In Ohio, 20 death row inmates have filed a federal lawsuit challenging the state’s lethal injection process, contending it amounts to torture.
Parallel to that fight, Lorain County Common Pleas Court Judge James Burge has ordered the state to turn over information on how lethal injections are given to condemned inmates.
County prosecutors have objected to Burge’s request, which was made after two Lorain County men accused of murder challenged the constitutionality of lethal injection prior to their trial.
Ohio Attorney General Marc Dann has asked the Ohio Supreme Court not to hear the issue, arguing that Burge overstepped his authority since the two men who could face the death penalty — Ronald McCloud and Ruben Rivera — haven’t been convicted.

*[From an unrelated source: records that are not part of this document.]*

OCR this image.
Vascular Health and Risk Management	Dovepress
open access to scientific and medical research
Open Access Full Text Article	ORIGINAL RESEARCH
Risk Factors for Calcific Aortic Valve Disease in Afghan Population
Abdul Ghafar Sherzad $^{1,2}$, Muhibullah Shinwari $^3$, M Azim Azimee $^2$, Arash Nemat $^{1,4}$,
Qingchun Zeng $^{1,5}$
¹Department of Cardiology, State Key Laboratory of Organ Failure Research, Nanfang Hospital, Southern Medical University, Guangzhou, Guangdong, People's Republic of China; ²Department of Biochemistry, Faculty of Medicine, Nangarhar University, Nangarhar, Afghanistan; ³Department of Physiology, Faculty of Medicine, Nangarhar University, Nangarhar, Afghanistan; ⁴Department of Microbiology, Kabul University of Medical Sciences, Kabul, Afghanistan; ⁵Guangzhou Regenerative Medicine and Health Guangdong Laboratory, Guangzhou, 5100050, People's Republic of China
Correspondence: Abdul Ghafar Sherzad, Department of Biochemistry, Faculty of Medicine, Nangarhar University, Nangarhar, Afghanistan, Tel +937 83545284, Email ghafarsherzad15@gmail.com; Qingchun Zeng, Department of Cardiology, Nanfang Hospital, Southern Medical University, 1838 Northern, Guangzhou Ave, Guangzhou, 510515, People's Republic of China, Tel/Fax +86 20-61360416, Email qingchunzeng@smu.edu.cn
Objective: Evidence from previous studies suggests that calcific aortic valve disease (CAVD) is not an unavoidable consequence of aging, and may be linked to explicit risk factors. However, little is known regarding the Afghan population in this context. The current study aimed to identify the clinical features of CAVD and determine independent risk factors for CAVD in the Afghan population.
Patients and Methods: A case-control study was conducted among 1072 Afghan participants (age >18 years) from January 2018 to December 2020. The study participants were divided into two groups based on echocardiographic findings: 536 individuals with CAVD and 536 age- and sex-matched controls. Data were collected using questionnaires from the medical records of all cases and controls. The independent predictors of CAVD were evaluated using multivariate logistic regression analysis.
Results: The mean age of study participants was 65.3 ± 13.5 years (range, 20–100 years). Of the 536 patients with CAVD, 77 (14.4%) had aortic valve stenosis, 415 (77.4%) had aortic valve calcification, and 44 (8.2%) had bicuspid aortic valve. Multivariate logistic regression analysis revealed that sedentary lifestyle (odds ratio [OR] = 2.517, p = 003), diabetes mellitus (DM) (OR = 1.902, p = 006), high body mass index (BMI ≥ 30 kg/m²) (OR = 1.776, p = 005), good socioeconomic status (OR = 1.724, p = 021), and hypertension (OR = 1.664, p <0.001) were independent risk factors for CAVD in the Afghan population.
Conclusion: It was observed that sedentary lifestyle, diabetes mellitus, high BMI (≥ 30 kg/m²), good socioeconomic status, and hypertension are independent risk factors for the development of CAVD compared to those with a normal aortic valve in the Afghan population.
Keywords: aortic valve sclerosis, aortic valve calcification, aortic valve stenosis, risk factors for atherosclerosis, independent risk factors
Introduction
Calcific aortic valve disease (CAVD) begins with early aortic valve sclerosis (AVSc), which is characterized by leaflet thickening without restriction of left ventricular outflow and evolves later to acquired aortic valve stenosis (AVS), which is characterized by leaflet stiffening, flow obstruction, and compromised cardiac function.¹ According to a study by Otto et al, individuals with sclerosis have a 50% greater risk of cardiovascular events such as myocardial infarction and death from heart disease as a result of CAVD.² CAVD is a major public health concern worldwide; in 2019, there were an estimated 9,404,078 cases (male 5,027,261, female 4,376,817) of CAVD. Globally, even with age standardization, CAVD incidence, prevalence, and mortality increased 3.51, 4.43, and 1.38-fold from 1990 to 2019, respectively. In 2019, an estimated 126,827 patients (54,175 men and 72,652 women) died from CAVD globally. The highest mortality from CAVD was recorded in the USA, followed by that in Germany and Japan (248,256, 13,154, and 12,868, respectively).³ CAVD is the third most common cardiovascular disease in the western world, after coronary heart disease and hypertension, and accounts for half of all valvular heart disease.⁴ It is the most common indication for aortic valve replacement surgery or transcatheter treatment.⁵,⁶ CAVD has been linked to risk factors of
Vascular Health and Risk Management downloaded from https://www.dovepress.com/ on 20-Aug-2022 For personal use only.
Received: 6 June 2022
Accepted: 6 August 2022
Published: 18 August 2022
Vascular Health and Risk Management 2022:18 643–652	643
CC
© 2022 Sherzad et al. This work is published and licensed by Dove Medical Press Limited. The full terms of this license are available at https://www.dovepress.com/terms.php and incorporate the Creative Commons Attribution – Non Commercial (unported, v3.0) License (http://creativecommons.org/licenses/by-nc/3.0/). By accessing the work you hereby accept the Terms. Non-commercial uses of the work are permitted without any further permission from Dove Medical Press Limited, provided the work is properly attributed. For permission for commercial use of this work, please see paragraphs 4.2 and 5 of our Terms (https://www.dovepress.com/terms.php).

Burge’s attorney, whom he paid with his own money, filed a motion to dismiss the attorney general’s complaint.
Burge said he’ll closely watch the U.S. Supreme Court’s decision on whether the lethal injection process amounts to cruel and unusual punishment, even if it stems from Kentucky’s case.
“I would say that what occurs there is certainly important,” Burge said. “I don’t know the case … (but) I would say that it would at least answer the question for that particular state. How far it would reach, I don’t know.”
The ultimate result, Burge said, would amount to solving the problem and answering, for good, the question: Is lethal injection constitutional?
“If the Supreme Court of the United States were to find that a certain method was unconstitutional, then … that would affect everybody,” Burge said. “Or, if they found it was constitutional, that would affect everybody. That’s the last word."